In front of an audience of about 400, including the Duke of Cambridge, and struggling to fight back tears, Craig said: "We all lost our innocence that day. Quite often people say, 'it didn't break us, terrorism won't break us'. The fact is, it may not have broken London, but it did break some of us."
She was one of a number of survivors, or members of the emergency services, who spoke of the terror that still haunted them, of the guilt that they survived and others did not. After her address, relations of the victims and survivors processed through the Hyde Park memorial to each lay a single yellow gerbera on the plaque, which records the names of all the victims. Bright flowers of hope and innocence. The Duke lay a bunch of half a dozen. It was the final remembrance of many that took place across London.

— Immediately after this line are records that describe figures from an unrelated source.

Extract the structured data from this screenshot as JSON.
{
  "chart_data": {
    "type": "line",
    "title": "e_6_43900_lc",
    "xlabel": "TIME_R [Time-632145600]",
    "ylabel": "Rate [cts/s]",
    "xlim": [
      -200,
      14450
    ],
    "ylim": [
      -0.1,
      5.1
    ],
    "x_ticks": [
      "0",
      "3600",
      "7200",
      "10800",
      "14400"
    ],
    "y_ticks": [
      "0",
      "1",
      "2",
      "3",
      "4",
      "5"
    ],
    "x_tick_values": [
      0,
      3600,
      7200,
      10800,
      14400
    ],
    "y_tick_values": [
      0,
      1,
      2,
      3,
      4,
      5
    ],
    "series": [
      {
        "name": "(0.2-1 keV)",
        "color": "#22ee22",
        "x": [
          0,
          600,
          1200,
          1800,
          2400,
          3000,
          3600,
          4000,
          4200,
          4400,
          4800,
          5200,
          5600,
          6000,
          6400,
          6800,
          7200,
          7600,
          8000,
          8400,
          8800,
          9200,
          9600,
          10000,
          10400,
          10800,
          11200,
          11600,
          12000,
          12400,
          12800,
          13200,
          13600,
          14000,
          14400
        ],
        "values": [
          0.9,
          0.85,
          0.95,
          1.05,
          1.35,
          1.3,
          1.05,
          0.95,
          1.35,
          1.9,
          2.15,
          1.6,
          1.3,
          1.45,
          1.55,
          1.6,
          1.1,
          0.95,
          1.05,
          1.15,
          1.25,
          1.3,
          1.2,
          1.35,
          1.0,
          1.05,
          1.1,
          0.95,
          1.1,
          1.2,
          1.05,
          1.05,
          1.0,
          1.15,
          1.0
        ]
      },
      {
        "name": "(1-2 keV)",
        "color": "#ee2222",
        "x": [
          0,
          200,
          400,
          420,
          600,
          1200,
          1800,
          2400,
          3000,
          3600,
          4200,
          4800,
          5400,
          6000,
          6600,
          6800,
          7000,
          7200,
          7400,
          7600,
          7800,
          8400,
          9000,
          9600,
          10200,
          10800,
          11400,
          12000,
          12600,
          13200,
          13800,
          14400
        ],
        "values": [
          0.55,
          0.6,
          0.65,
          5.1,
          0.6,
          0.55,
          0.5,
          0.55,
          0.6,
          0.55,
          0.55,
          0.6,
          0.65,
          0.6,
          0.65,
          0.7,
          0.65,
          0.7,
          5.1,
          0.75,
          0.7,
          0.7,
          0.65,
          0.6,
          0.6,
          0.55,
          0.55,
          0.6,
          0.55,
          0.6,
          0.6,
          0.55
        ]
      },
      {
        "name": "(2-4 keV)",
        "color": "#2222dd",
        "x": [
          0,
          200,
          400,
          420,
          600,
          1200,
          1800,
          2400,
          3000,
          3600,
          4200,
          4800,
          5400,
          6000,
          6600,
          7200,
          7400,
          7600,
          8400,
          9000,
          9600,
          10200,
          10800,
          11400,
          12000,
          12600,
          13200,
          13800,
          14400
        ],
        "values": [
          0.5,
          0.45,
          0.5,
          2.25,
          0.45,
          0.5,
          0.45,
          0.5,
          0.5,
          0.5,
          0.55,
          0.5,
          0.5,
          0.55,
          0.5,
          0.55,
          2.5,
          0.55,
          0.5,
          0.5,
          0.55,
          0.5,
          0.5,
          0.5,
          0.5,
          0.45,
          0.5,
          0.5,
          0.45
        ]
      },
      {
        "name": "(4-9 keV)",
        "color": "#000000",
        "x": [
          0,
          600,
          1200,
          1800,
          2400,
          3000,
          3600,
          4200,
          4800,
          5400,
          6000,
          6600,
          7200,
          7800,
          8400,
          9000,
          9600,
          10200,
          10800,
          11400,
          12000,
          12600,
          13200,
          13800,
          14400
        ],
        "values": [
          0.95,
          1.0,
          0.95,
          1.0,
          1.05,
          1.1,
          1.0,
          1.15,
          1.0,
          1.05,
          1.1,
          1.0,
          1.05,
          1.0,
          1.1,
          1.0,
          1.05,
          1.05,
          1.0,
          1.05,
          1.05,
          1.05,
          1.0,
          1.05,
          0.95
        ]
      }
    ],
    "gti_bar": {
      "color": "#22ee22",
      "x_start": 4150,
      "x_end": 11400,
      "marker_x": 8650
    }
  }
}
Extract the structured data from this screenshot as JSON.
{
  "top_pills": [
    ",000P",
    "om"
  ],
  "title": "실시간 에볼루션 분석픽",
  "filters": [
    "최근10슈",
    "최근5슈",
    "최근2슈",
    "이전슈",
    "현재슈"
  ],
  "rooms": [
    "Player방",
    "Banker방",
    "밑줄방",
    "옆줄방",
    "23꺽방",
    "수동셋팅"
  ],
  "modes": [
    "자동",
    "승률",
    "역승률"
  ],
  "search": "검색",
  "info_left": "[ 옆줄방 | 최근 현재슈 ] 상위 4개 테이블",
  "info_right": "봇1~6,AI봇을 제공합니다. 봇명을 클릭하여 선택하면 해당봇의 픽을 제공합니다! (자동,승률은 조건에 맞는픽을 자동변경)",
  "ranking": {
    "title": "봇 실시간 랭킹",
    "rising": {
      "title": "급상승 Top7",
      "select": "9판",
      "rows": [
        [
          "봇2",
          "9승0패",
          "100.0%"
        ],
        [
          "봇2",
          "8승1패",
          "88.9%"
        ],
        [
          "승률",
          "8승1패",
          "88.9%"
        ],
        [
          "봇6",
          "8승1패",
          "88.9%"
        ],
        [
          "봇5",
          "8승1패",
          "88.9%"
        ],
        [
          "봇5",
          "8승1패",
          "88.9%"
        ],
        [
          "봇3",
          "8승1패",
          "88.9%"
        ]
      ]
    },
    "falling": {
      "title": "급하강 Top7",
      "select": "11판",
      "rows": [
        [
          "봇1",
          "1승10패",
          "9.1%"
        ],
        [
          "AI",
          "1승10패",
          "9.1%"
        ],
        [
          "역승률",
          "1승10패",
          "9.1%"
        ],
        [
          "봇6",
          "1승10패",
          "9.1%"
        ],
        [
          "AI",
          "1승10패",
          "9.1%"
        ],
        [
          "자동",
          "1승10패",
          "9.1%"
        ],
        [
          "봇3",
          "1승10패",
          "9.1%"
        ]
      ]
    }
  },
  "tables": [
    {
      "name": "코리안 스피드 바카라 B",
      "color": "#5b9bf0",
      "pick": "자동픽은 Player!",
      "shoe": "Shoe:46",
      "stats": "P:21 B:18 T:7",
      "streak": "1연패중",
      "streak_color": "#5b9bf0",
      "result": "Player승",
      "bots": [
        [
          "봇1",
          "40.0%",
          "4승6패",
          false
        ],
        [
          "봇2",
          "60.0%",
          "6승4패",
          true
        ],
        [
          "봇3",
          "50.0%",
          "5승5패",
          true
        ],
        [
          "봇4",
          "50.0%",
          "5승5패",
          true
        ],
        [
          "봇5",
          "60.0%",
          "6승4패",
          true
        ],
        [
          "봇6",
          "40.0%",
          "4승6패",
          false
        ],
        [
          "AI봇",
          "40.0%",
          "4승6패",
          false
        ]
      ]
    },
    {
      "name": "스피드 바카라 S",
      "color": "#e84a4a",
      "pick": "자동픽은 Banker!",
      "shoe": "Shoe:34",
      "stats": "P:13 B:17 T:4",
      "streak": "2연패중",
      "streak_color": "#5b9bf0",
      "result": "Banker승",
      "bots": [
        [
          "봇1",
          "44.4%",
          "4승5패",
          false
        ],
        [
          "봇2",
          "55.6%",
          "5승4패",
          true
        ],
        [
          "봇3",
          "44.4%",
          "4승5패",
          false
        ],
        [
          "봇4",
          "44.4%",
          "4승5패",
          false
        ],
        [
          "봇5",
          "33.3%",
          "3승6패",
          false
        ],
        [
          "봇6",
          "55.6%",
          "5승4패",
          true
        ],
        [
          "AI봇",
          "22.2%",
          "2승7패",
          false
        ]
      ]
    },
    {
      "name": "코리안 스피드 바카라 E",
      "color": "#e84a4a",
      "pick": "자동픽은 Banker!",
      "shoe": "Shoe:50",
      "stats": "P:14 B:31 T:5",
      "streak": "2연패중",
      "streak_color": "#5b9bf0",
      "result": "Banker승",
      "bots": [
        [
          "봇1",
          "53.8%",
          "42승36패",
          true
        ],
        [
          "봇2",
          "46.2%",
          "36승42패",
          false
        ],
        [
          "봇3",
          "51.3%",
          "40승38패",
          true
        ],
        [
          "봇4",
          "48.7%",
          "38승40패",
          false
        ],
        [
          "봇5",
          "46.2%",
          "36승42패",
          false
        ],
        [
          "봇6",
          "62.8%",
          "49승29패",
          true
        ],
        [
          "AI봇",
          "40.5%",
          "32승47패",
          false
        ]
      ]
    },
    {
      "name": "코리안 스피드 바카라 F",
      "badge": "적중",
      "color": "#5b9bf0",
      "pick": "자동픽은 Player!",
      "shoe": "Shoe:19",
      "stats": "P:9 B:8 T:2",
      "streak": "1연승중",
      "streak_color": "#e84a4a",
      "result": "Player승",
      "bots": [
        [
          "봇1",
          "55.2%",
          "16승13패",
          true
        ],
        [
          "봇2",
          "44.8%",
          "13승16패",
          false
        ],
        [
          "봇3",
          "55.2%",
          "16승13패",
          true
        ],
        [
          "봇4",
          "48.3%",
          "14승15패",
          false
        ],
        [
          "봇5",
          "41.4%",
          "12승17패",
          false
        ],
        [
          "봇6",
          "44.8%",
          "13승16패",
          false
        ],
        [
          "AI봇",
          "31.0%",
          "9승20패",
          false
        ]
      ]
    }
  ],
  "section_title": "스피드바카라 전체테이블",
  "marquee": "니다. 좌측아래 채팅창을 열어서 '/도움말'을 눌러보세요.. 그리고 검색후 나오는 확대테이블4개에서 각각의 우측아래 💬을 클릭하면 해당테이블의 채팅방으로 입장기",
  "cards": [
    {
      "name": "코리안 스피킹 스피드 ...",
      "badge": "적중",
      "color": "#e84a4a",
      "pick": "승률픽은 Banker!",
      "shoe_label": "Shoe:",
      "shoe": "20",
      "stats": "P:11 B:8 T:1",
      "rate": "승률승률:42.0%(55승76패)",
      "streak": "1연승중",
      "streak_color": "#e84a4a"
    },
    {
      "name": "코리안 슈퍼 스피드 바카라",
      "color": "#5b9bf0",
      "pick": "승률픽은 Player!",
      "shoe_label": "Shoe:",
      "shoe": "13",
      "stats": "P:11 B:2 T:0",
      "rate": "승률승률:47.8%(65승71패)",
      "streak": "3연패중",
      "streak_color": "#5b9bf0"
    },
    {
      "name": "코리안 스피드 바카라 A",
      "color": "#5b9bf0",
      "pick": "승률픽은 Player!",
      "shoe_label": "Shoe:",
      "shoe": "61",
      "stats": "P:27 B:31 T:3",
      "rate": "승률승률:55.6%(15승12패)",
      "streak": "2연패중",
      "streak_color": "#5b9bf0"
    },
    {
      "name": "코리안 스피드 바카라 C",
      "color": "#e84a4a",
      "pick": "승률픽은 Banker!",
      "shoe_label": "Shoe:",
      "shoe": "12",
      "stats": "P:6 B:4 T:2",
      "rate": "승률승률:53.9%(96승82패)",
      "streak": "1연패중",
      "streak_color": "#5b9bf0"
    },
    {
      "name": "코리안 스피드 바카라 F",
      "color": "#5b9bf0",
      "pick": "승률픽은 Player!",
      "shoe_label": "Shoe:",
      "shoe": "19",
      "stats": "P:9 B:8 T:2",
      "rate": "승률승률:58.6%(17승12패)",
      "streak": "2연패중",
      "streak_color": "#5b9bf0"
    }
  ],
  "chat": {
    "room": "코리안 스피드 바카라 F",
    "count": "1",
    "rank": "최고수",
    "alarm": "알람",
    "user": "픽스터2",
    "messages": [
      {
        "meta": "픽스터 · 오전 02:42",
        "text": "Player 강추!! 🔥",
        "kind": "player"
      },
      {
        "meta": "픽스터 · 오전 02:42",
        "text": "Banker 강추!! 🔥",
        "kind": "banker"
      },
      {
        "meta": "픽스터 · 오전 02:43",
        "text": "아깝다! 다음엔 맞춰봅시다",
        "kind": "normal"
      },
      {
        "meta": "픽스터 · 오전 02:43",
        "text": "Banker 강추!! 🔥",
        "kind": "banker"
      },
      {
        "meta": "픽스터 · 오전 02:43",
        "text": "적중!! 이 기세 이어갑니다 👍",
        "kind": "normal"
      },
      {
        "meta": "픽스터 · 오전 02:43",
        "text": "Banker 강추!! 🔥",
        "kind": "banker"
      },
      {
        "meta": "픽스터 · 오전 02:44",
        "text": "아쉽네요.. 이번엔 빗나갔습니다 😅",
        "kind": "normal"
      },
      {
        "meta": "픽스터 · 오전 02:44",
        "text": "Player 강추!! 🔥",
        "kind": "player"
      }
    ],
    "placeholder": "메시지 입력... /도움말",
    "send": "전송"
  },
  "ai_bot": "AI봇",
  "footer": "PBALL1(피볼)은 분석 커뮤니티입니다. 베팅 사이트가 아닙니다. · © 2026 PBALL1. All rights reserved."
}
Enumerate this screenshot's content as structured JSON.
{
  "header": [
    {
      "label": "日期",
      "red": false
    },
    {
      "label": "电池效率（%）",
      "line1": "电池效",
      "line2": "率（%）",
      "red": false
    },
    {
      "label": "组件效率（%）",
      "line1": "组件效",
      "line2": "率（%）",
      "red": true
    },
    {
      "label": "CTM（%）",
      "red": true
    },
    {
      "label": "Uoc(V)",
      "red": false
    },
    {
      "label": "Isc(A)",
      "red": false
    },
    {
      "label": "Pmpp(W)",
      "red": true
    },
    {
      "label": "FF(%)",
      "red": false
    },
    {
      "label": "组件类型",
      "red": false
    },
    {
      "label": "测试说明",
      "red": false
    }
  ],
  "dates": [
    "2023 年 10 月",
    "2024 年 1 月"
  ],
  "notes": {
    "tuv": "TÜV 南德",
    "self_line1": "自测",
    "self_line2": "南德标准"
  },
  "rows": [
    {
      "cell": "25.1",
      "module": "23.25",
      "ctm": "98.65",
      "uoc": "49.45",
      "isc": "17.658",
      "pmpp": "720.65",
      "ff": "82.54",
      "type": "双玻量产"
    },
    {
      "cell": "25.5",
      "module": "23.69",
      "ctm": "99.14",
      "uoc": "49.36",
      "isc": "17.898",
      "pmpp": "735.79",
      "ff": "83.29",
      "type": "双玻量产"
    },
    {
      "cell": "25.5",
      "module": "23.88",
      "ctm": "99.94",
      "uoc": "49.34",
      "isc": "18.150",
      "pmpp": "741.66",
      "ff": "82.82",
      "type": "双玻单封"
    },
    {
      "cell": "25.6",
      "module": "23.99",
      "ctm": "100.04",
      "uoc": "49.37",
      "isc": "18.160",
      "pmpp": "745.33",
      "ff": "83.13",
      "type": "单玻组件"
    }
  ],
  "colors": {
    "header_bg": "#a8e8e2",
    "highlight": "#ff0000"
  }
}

The day started at the same memorial, under dark skies. Prime Minister David Cameron and Mayor Boris Johnson had paused, during another minute's silence, in front of the 52 stelae, the striking but simple steel columns, representing each victim, before they too laid wreaths.
Johnson said the 7/7 terrorists "didn't in any way change the fundamentals of London and what makes this city great".
As if to prove his point, Park Lane traffic continued to roar past as he, the Prime Minister and other dignitaries bowed their heads in silence.
The only concession was a slow trudge of cyclists dismounting and proceeding on foot along the Broad Walk. Police officers had stopped the stream of two-wheelers and asked them to not to cycle past the ceremony. And so, as the wreaths were being laid, in the background there was an honour guard of London commuters, lycra-clad and in hi-viz. Off to work, as they were 10 years ago.
A minute's silence was held at each of the four sites where the bombs exploded: King's Cross, Aldgate, Edgware Rd and Tavistock Square, where 13 people were murdered by a bomb ripping through the top deck of a number 30 bus.
At Hyde Park, Elza Blankenburgs, walking her dog, said: "My greatest emotion that day was that I was so cross, I was so cross that these people had done this to our beautiful city. I was so cross and so angry. And then you feel proud when everyone gets up and keeps going."
Her friend, Elizabeth Awit, added: "You know, London is not just made up of Londoners. It is made up of a collective spirit. And they all pull together when something like this happens."
Many Londoners were broken that day. But not London.